Vietnam Condemns US Report On Religious Freedom
HANOI (AP)--Vietnam Thursday slammed a U.S. report on religious freedom that listed it for the first time as one of the world's most intolerant countries - a designation that could bring economic sanctions.
The U.S. State Department's annual report on religious freedom said Vietnam was placed in the "countries of particular concern" category for "particularly severe violations of religious freedom."
The listing "is a wrongful decision based on erroneous information and inaccurate reflection of Vietnam's situation," Foreign Ministry spokesman Le Dung said in a statement.
Vietnam joins previous countries on the worst-offender list - Myanmar, China, Iran, North Korea and Sudan - as well as newcomers Saudi Arabia and Eritrea.
The "countries of particular concern" category carries the possibility of sanctions, which could range from private rebuke to economic restrictions. The report is used as a guideline for the U.S. secretary of state in making recommendations to the president.
Senior U.S. officials have said the government intends to use continued diplomacy to improve conditions instead of employing sanctions.
In the report, Vietnam was accused of trying to force ethnic minority Protestants to recant their faith, and of continuing to detain leaders of banned religious groups such as the Unified Buddhist Church of Vietnam.
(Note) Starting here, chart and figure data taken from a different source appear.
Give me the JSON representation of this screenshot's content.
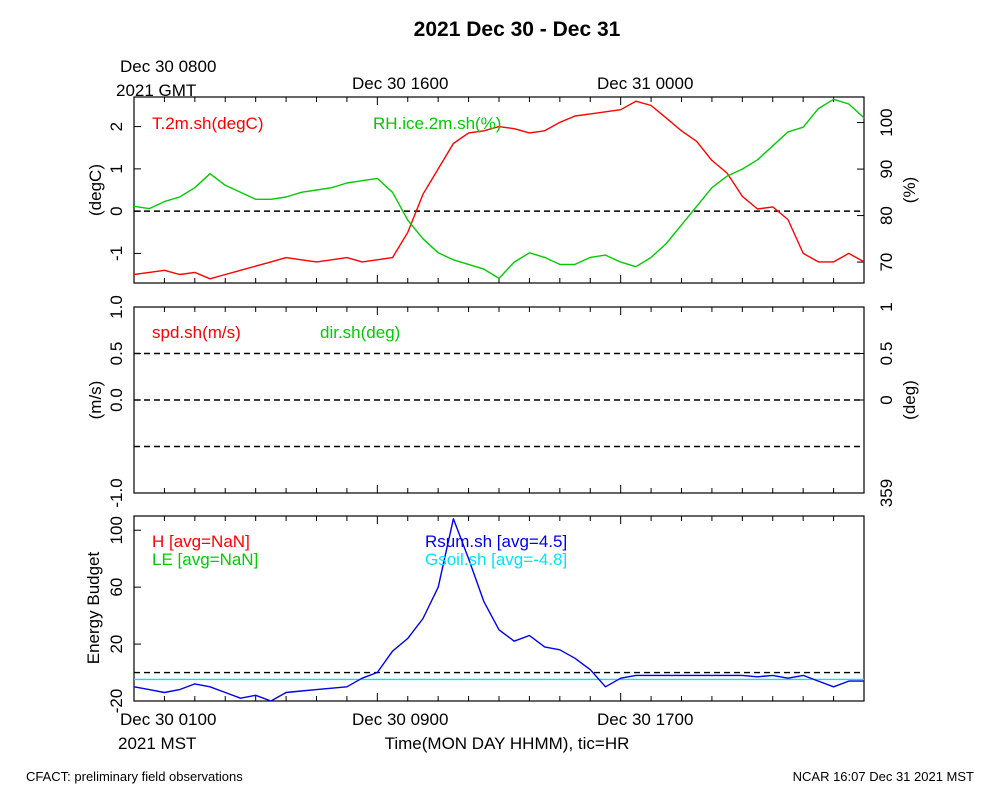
{
  "header": {
    "title": "2021 Dec 30 - Dec 31",
    "gmt_label_line1": "Dec 30 0800",
    "gmt_label_line2": "2021 GMT",
    "gmt_tick2": "Dec 30 1600",
    "gmt_tick3": "Dec 31 0000"
  },
  "footer": {
    "mst_label_line1": "Dec 30 0100",
    "mst_label_line2": "2021 MST",
    "mst_tick2": "Dec 30 0900",
    "mst_tick3": "Dec 30 1700",
    "xlabel": "Time(MON DAY HHMM), tic=HR",
    "left_note": "CFACT: preliminary field observations",
    "right_note": "NCAR 16:07 Dec 31 2021 MST"
  },
  "colors": {
    "red": "#ff0000",
    "green": "#00cc00",
    "blue": "#0000ee",
    "cyan": "#00e5ff",
    "black": "#000000"
  },
  "chart_data": [
    {
      "type": "line",
      "panel": "top",
      "x_unit": "hours since Dec 30 0100 MST",
      "xlim": [
        0,
        24
      ],
      "ylabel_left": "(degC)",
      "ylabel_right": "(%)",
      "ylim_left": [
        -1.7,
        2.7
      ],
      "ylim_right": [
        65.5,
        105.5
      ],
      "left_ticks": [
        "-1",
        "0",
        "1",
        "2"
      ],
      "left_tick_values": [
        -1,
        0,
        1,
        2
      ],
      "right_ticks": [
        "70",
        "80",
        "90",
        "100"
      ],
      "right_tick_values": [
        70,
        80,
        90,
        100
      ],
      "zero_line": 0,
      "series": [
        {
          "name": "T.2m.sh(degC)",
          "axis": "left",
          "color": "#ff0000",
          "x": [
            0,
            0.5,
            1,
            1.5,
            2,
            2.5,
            3,
            3.5,
            4,
            4.5,
            5,
            5.5,
            6,
            6.5,
            7,
            7.5,
            8,
            8.5,
            9,
            9.5,
            10,
            10.5,
            11,
            11.5,
            12,
            12.5,
            13,
            13.5,
            14,
            14.5,
            15,
            15.5,
            16,
            16.5,
            17,
            17.5,
            18,
            18.5,
            19,
            19.5,
            20,
            20.5,
            21,
            21.5,
            22,
            22.5,
            23,
            23.5,
            24
          ],
          "y": [
            -1.5,
            -1.45,
            -1.4,
            -1.5,
            -1.45,
            -1.6,
            -1.5,
            -1.4,
            -1.3,
            -1.2,
            -1.1,
            -1.15,
            -1.2,
            -1.15,
            -1.1,
            -1.2,
            -1.15,
            -1.1,
            -0.5,
            0.4,
            1.0,
            1.6,
            1.85,
            1.9,
            2.0,
            1.95,
            1.85,
            1.9,
            2.1,
            2.25,
            2.3,
            2.35,
            2.4,
            2.6,
            2.5,
            2.2,
            1.9,
            1.65,
            1.2,
            0.9,
            0.35,
            0.05,
            0.1,
            -0.2,
            -1.0,
            -1.2,
            -1.2,
            -1.0,
            -1.2
          ]
        },
        {
          "name": "RH.ice.2m.sh(%)",
          "axis": "right",
          "color": "#00cc00",
          "x": [
            0,
            0.5,
            1,
            1.5,
            2,
            2.5,
            3,
            3.5,
            4,
            4.5,
            5,
            5.5,
            6,
            6.5,
            7,
            7.5,
            8,
            8.5,
            9,
            9.5,
            10,
            10.5,
            11,
            11.5,
            12,
            12.5,
            13,
            13.5,
            14,
            14.5,
            15,
            15.5,
            16,
            16.5,
            17,
            17.5,
            18,
            18.5,
            19,
            19.5,
            20,
            20.5,
            21,
            21.5,
            22,
            22.5,
            23,
            23.5,
            24
          ],
          "y": [
            82,
            81.5,
            83,
            84,
            86,
            89,
            86.5,
            85,
            83.5,
            83.5,
            84,
            85,
            85.5,
            86,
            87,
            87.5,
            88,
            85,
            79,
            75,
            72,
            70.5,
            69.5,
            68.5,
            66.5,
            70,
            72,
            71,
            69.5,
            69.5,
            71,
            71.5,
            70,
            69,
            71,
            74,
            78,
            82,
            86,
            88.5,
            90,
            92,
            95,
            98,
            99,
            103,
            105,
            104,
            101
          ]
        }
      ]
    },
    {
      "type": "line",
      "panel": "middle",
      "xlim": [
        0,
        24
      ],
      "ylabel_left": "(m/s)",
      "ylabel_right": "(deg)",
      "ylim_left": [
        -1.0,
        1.0
      ],
      "left_ticks": [
        "-1.0",
        "0.0",
        "0.5",
        "1.0"
      ],
      "left_tick_values": [
        -1.0,
        0.0,
        0.5,
        1.0
      ],
      "right_ticks": [
        "359",
        "0",
        "0.5",
        "1"
      ],
      "right_tick_values": [
        -1.0,
        0.0,
        0.5,
        1.0
      ],
      "dashed_lines": [
        -0.5,
        0.0,
        0.5
      ],
      "series": [
        {
          "name": "spd.sh(m/s)",
          "axis": "left",
          "color": "#ff0000",
          "x": [],
          "y": []
        },
        {
          "name": "dir.sh(deg)",
          "axis": "right",
          "color": "#00cc00",
          "x": [],
          "y": []
        }
      ]
    },
    {
      "type": "line",
      "panel": "bottom",
      "xlim": [
        0,
        24
      ],
      "ylabel_left": "Energy Budget",
      "ylim_left": [
        -20,
        110
      ],
      "left_ticks": [
        "-20",
        "20",
        "60",
        "100"
      ],
      "left_tick_values": [
        -20,
        20,
        60,
        100
      ],
      "zero_line": 0,
      "series": [
        {
          "name": "H [avg=NaN]",
          "color": "#ff0000",
          "x": [],
          "y": []
        },
        {
          "name": "LE [avg=NaN]",
          "color": "#00cc00",
          "x": [],
          "y": []
        },
        {
          "name": "Rsum.sh [avg=4.5]",
          "color": "#0000ee",
          "x": [
            0,
            0.5,
            1,
            1.5,
            2,
            2.5,
            3,
            3.5,
            4,
            4.5,
            5,
            5.5,
            6,
            6.5,
            7,
            7.5,
            8,
            8.5,
            9,
            9.5,
            10,
            10.5,
            11,
            11.5,
            12,
            12.5,
            13,
            13.5,
            14,
            14.5,
            15,
            15.5,
            16,
            16.5,
            17,
            17.5,
            18,
            18.5,
            19,
            19.5,
            20,
            20.5,
            21,
            21.5,
            22,
            22.5,
            23,
            23.5,
            24
          ],
          "y": [
            -10,
            -12,
            -14,
            -12,
            -8,
            -10,
            -14,
            -18,
            -16,
            -20,
            -14,
            -13,
            -12,
            -11,
            -10,
            -4,
            0,
            15,
            24,
            38,
            60,
            108,
            80,
            50,
            30,
            22,
            26,
            18,
            16,
            10,
            2,
            -10,
            -4,
            -2,
            -2,
            -2,
            -2,
            -2,
            -2,
            -2,
            -2,
            -3,
            -2,
            -4,
            -2,
            -6,
            -10,
            -6,
            -6
          ]
        },
        {
          "name": "Gsoil.sh [avg=-4.8]",
          "color": "#00e5ff",
          "x": [
            0,
            24
          ],
          "y": [
            -4.8,
            -4.8
          ]
        }
      ]
    }
  ]
}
Repression involving Roman Catholics and followers of local religions Hoa Hao and Cao Dai was also documented.
Vietnam denied the allegations, saying "there is no such thing as 'religious prisoners' or 'forced renunciations of faith.'"
It also accused the U.S. of undermining bilateral relations.
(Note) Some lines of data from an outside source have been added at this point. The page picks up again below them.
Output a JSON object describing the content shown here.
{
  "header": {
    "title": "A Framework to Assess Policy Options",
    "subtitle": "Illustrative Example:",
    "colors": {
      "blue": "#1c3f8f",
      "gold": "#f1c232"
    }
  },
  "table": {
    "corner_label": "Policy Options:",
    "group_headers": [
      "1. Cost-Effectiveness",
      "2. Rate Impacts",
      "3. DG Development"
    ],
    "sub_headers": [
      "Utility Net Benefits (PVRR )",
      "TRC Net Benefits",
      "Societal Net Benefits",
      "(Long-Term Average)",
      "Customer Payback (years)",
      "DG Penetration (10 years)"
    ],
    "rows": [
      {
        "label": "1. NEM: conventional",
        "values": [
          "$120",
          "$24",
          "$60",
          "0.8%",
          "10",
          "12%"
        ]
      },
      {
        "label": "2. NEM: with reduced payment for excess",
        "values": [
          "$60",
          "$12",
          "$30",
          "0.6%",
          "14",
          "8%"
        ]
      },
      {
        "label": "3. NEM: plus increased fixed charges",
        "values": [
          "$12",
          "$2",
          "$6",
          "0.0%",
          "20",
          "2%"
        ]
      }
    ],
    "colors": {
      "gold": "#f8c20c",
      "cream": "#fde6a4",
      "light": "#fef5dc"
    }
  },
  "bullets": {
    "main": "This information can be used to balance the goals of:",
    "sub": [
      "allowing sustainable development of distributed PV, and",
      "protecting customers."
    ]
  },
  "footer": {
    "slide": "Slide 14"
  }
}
The report noted mass demonstrations in Vietnam's Central Highlands, where thousands of mainly Protestant hill tribe people took to the streets earlier this year to protest restrictions on religion and land.
Vietnam's government says rocks thrown by protesters killed two people. International human rights groups say at least 10 died in clashes with security forces.
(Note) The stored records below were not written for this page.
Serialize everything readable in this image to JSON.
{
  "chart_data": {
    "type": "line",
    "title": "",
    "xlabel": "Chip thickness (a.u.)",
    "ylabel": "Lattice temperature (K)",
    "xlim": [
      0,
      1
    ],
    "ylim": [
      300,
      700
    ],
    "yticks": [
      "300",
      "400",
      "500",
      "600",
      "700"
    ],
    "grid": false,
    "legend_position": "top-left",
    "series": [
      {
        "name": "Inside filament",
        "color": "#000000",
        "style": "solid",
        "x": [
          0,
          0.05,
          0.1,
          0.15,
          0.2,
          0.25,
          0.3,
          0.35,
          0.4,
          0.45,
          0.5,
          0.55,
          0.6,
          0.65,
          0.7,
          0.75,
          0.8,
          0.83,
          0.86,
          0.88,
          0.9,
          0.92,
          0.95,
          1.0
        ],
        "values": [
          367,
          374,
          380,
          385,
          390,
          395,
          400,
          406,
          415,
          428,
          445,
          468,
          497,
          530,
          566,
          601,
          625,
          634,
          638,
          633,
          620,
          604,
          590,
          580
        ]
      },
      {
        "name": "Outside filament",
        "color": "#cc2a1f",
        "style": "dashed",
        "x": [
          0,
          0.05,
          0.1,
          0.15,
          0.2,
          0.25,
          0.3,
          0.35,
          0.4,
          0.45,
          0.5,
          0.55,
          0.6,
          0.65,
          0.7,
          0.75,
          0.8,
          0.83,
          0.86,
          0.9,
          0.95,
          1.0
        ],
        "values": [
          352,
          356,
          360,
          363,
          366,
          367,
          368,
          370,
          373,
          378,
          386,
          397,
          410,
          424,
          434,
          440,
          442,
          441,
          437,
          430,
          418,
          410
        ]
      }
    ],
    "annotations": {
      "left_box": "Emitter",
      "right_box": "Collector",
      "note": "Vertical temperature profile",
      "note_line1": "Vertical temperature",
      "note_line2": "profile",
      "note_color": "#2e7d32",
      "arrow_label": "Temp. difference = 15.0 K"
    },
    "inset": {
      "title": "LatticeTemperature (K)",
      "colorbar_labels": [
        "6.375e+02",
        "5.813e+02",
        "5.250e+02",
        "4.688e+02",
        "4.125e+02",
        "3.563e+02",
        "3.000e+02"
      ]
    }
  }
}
Vietnam recognizes only six government-sanctioned religions, but several banned groups operate without its approval. The country has been under intense pressure from international human rights groups, the European Union and the U.S. to improve religious freedom.
"There are no known cases in recent years in which the courts acted to interpret laws to protect a person's right to religious freedom," the U.S. report said.
Earlier this year, the U.S. House of Representatives passed legislation to restrict U.S. aid to Vietnam if it fails to improve what lawmakers said was a deplorable human rights record. The bill still requires U.S. Senate approval to become law.
Under the measure, U.S. non-humanitarian aid to Vietnam would be capped at current levels - around $40 million - unless the situation improves.